– Ты действительно считаешь, что теперь никто ни во что не верит?
– Да.
– Для чего тогда жить?
– Да просто.
– Просто… Человек – не животное, он не может жить просто. Человек может жить только ради чего-то?
С этим нельзя не согласиться, но я всё равно не согласен. Говорю, что никакое «чего-то» не может быть дороже моей личной жизни уже потому, что она одна и больше никогда не повторится. Вот если я сам захочу её отдать – другое дело, но почему именно – «должен»?
– Тебе не хватает сознательности… Смотри, ещё одна упала!
– Не поэтому. Просто я никому ничего не должен… А вон – ещё!
Напряжённое молчание нарушает знакомый до последней нотки голос:
– Са-аша-а!
Мы слезаем со штабеля. Сашенька говорит:
– До завтра?.. И всё равно ты неправ.
– Может быть… На том же месте?
– Да… Я в этом почти уверена.
– И я… Спокойной ночи.
* * *
А в один из таких вечеров мы даже совершили подвиг.
Как-то дойдя до окончания дамбы, мы по обыкновению хотели повернуть назад, как вдруг услышали крик о помощи. Подойдя ближе, увидели две машины «такси», в которых шла борьба с одной стороны за обладание, а с другой за нежелание сделаться предметом этого несанкционированного обладания. Иными словами, два таксиста пытались всего лишь на один вечер жениться на тех, на которых даже под угрозой расстрела ни за что бы не согласились жениться. А это было неправильно. И мы решительно потребовали это вопиющее безобразие немедленно прекратить.
– А то вызовем милицию!
Не скрою, нам, мальчикам, было страшно. А ну как вылезут большие дяди, сдёрнут штанишки и нашлёпают по голой попе. Но при девочках мы изо всех сил стараемся казаться Александрами Матросовыми.
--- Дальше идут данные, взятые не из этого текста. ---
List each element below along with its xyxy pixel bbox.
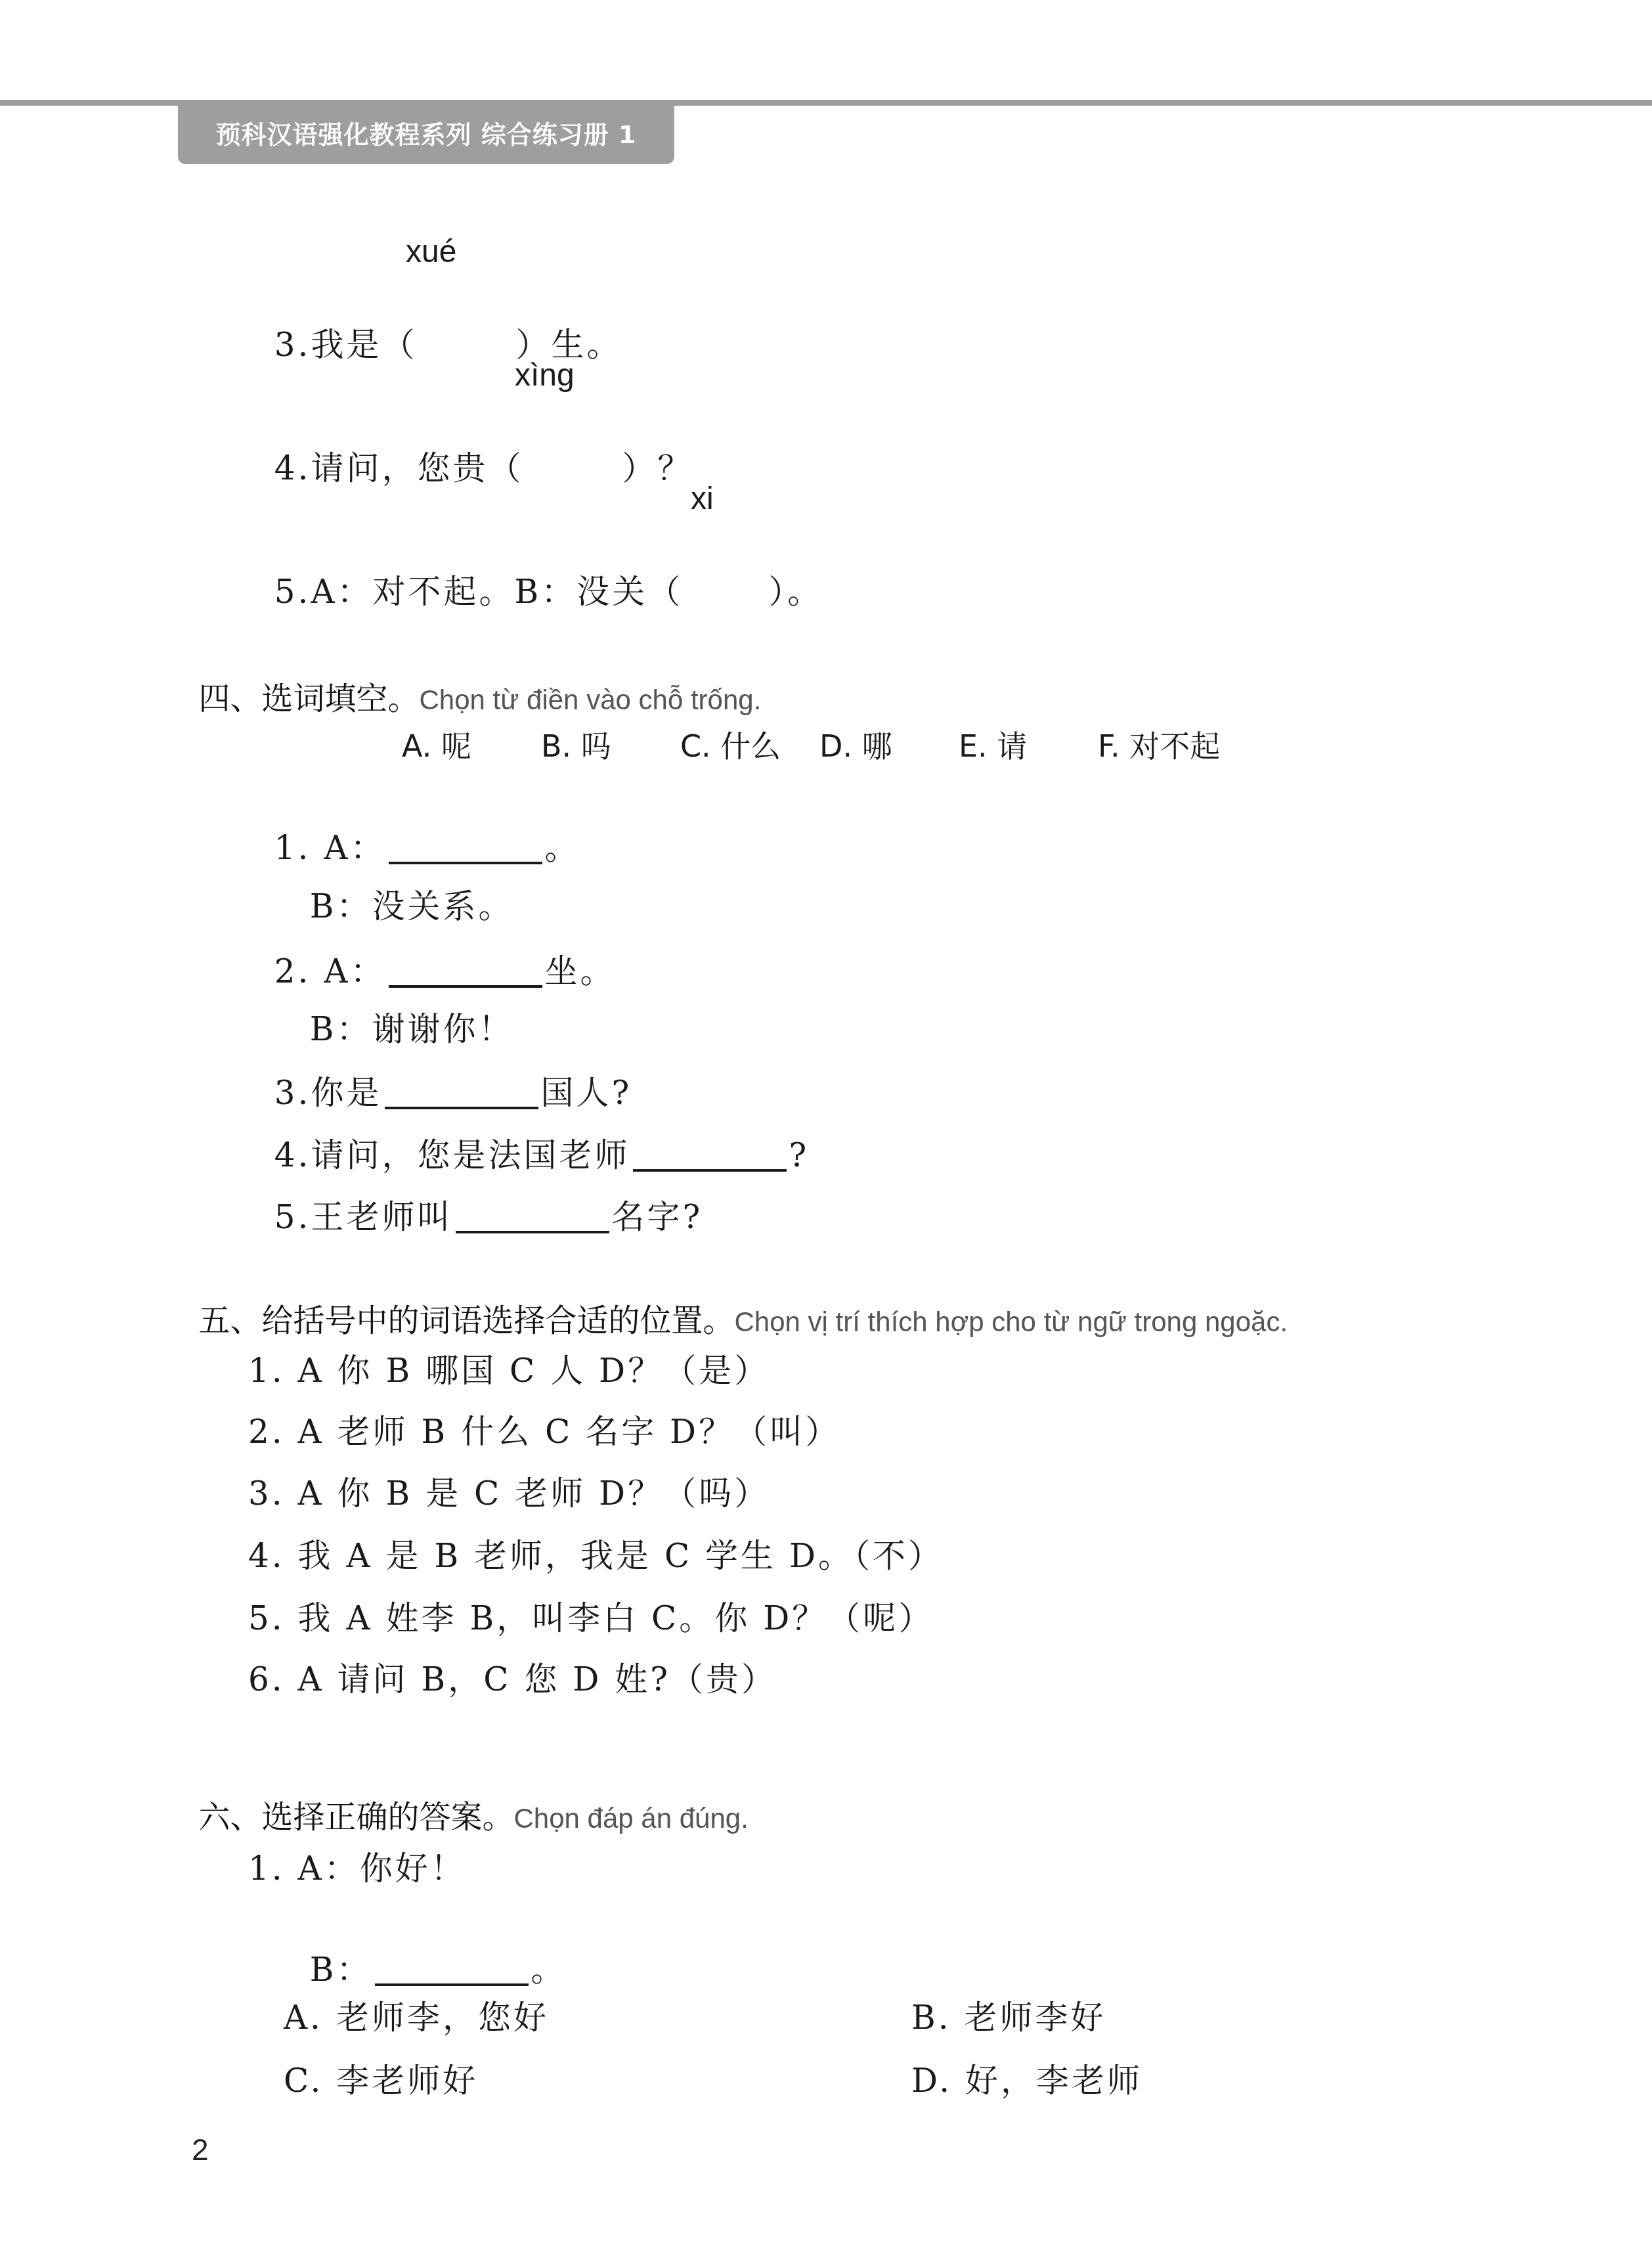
answer-blank[interactable]	[375, 1951, 529, 1986]
exercise-line: 4. 我 A 是 B 老师，我是 C 学生 D。（不）	[248, 1539, 944, 1572]
exercise-line: 5.A：对不起。B：没关（）。	[248, 542, 823, 608]
pinyin-hint: xué	[406, 236, 456, 268]
pinyin-hint: xi	[691, 483, 714, 515]
section-heading-5: 五、给括号中的词语选择合适的位置。Chọn vị trí thích hợp c…	[179, 1273, 1288, 1337]
exercise-line: B：谢谢你！	[284, 980, 514, 1046]
exercise-line: 4.请问，您是法国老师?	[248, 1103, 809, 1172]
word-option: F. 对不起	[1098, 731, 1237, 761]
book-series-title: 预科汉语强化教程系列 综合练习册 1	[216, 114, 637, 150]
choice-d[interactable]: D. 好，李老师	[911, 2064, 1142, 2097]
exercise-line: 1. A：。	[248, 796, 580, 864]
section-heading-4: 四、选词填空。Chọn từ điền vào chỗ trống.	[179, 652, 761, 715]
page-number: 2	[192, 2135, 209, 2165]
answer-blank[interactable]	[456, 1198, 609, 1233]
word-option: E. 请	[959, 731, 1098, 761]
choice-b[interactable]: B. 老师李好	[911, 2001, 1106, 2034]
choice-c[interactable]: C. 李老师好	[284, 2064, 478, 2097]
exercise-line: B：。	[284, 1918, 567, 1986]
exercise-line: B：没关系。	[284, 857, 514, 923]
word-bank: A. 呢 B. 吗 C. 什么 D. 哪 E. 请 F. 对不起	[402, 731, 1237, 761]
section-heading-6: 六、选择正确的答案。Chọn đáp án đúng.	[179, 1770, 749, 1833]
exercise-line: 6. A 请问 B，C 您 D 姓?（贵）	[248, 1663, 777, 1696]
word-option: C. 什么	[680, 731, 819, 761]
exercise-line: 3.我是（）生。	[248, 296, 622, 361]
exercise-line: 1. A 你 B 哪国 C 人 D？（是）	[248, 1354, 770, 1387]
exercise-line: 5.王老师叫名字?	[248, 1165, 703, 1233]
exercise-line: 1. A：你好！	[248, 1852, 466, 1885]
exercise-line: 3.你是国人?	[248, 1041, 632, 1109]
exercise-line: 2. A：坐。	[248, 919, 616, 988]
exercise-line: 2. A 老师 B 什么 C 名字 D？（叫）	[248, 1415, 840, 1448]
book-series-tab: 预科汉语强化教程系列 综合练习册 1	[178, 100, 674, 164]
exercise-line: 3. A 你 B 是 C 老师 D？（吗）	[248, 1477, 770, 1510]
pinyin-hint: xìng	[515, 360, 575, 391]
word-option: A. 呢	[402, 731, 541, 761]
word-option: D. 哪	[819, 731, 959, 761]
exercise-line: 4.请问，您贵（）？	[248, 419, 693, 485]
exercise-line: 5. 我 A 姓李 B，叫李白 C。你 D？（呢）	[248, 1602, 934, 1635]
choice-a[interactable]: A. 老师李，您好	[284, 2001, 549, 2034]
word-option: B. 吗	[541, 731, 680, 761]
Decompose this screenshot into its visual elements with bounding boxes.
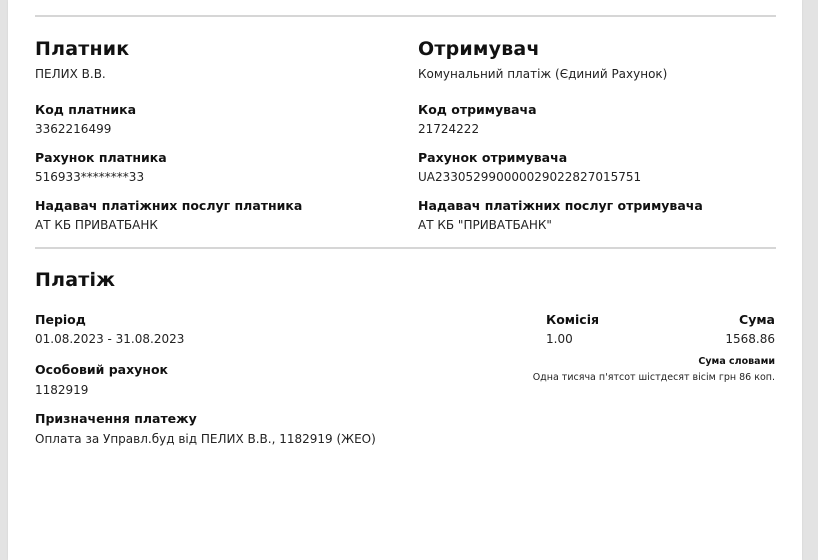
payer-name: ПЕЛИХ В.В. <box>35 67 106 81</box>
amount-value: 1568.86 <box>725 332 775 346</box>
payer-code-label: Код платника <box>35 102 136 117</box>
recipient-code-label: Код отримувача <box>418 102 537 117</box>
personal-account-value: 1182919 <box>35 383 88 397</box>
amount-label: Сума <box>739 312 775 327</box>
payer-account: 516933********33 <box>35 170 144 184</box>
receipt-page: Платник ПЕЛИХ В.В. Код платника 33622164… <box>8 0 802 560</box>
purpose-label: Призначення платежу <box>35 411 197 426</box>
recipient-provider-label: Надавач платіжних послуг отримувача <box>418 198 703 213</box>
recipient-code: 21724222 <box>418 122 479 136</box>
period-label: Період <box>35 312 86 327</box>
payer-heading: Платник <box>35 38 129 60</box>
purpose-value: Оплата за Управл.буд від ПЕЛИХ В.В., 118… <box>35 432 376 446</box>
top-divider <box>35 15 776 17</box>
period-value: 01.08.2023 - 31.08.2023 <box>35 332 184 346</box>
personal-account-label: Особовий рахунок <box>35 362 168 377</box>
payment-heading: Платіж <box>35 269 115 291</box>
payer-account-label: Рахунок платника <box>35 150 167 165</box>
recipient-account-label: Рахунок отримувача <box>418 150 567 165</box>
amount-words-label: Сума словами <box>698 356 775 367</box>
payer-code: 3362216499 <box>35 122 111 136</box>
payer-provider: АТ КБ ПРИВАТБАНК <box>35 218 158 232</box>
recipient-account: UA233052990000029022827015751 <box>418 170 641 184</box>
recipient-name: Комунальний платіж (Єдиний Рахунок) <box>418 67 667 81</box>
payer-provider-label: Надавач платіжних послуг платника <box>35 198 302 213</box>
recipient-heading: Отримувач <box>418 38 540 60</box>
amount-words-value: Одна тисяча п'ятсот шістдесят вісім грн … <box>533 372 775 383</box>
commission-label: Комісія <box>546 312 599 327</box>
commission-value: 1.00 <box>546 332 573 346</box>
middle-divider <box>35 247 776 249</box>
recipient-provider: АТ КБ "ПРИВАТБАНК" <box>418 218 552 232</box>
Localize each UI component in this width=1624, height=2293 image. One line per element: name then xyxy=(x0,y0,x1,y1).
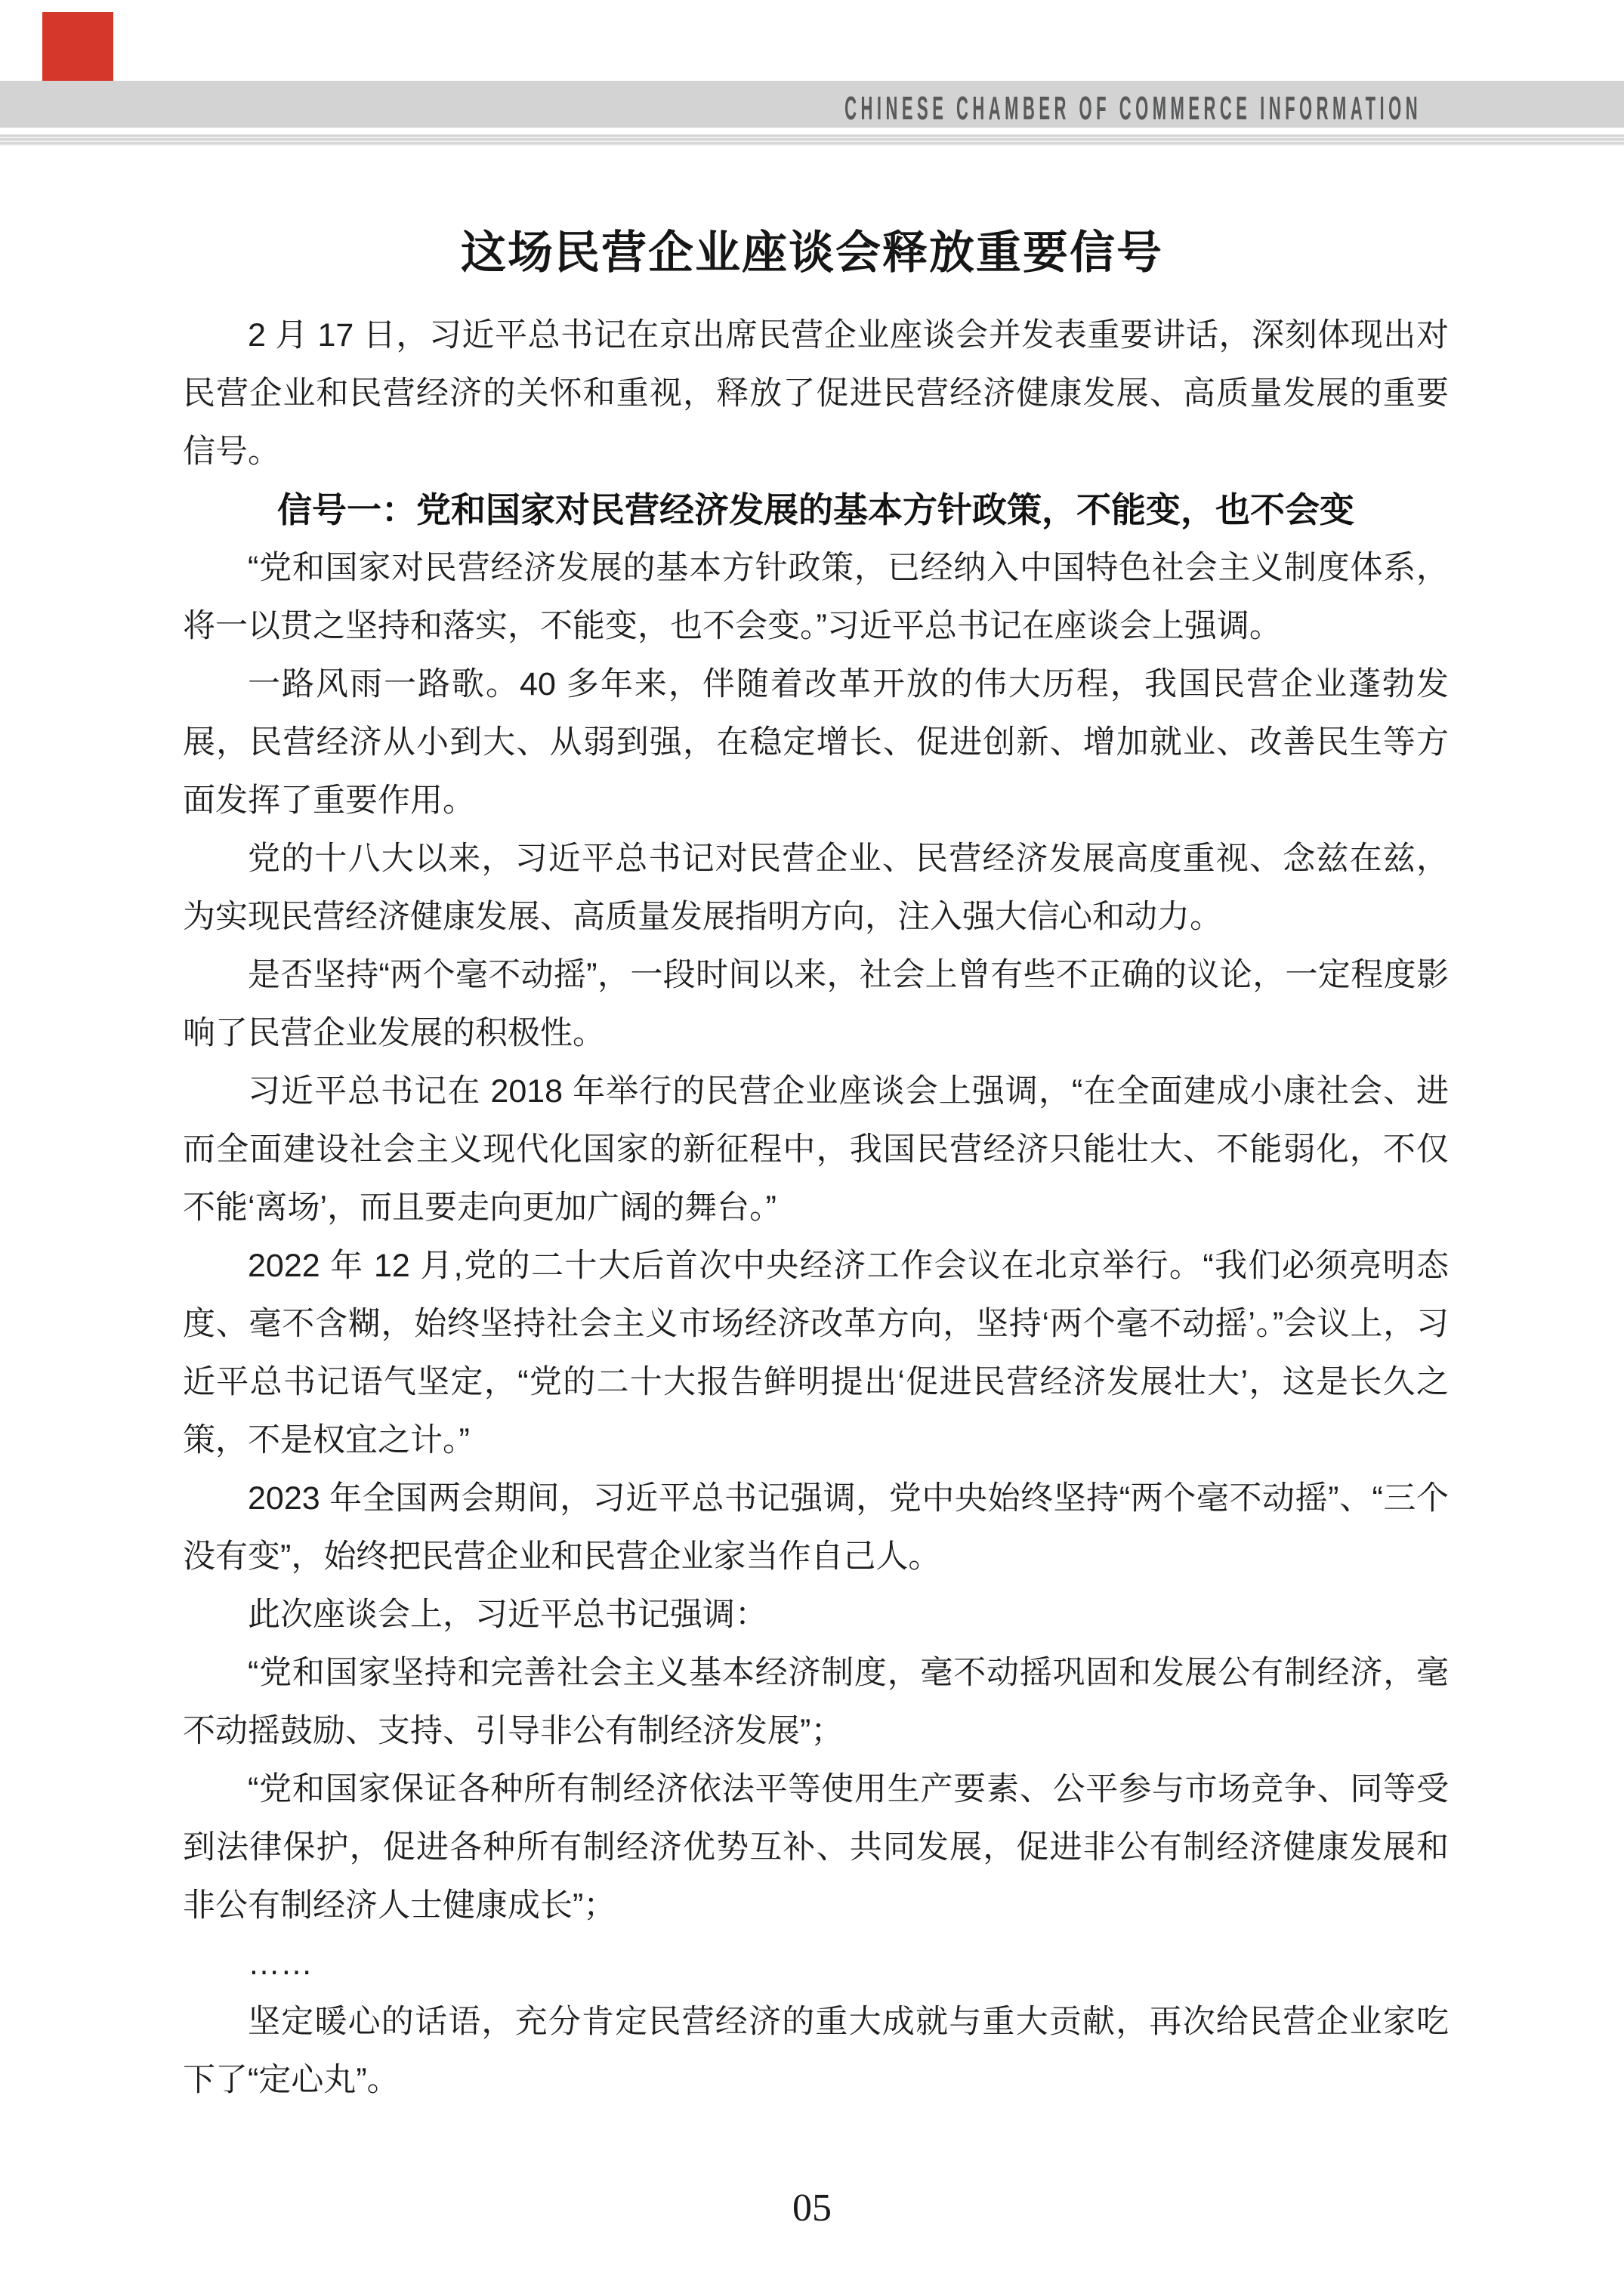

Но, к нашему удивлению, с нами даже спорить не стали – не выскочили, например, с монтажкой, не схватили за грудки, даже на три нехорошие буквы не послали, – а тотчас открыли двери и выпустили «кавказских пленниц» наружу. «Кавказских» – потому, что после одноимённого фильма только «кавказские» не хотели замуж без любви.
Когда же вывалились из салонов «такси» полупьяные, накрашенные до совершенной потери личности, с распущенными волосами этакие бабищи на каблуках, я с удивлением подумал: «Ничего себе!».
«Такси» тотчас развернулись и укатили, а мы целый километр сопровождали несчастных жертв до автобусной остановки. И всю дорогу несчастные жертвы строили из себя оскорблённых невинностей, а мы кристально чистых советских граждан. Ведь форменное же безобразие, ну! Наши девчата были особенно возмущены, а мой напарник, как и я, делающий на ухаживательном поприще первые шаги, шёл ехидненько улыбаясь в сторону, и этой улыбочкой как нельзя лучше было сказано всё – те, с которыми мы дружили, и те, которых якобы спасли, были для нас далеко не одно и то же.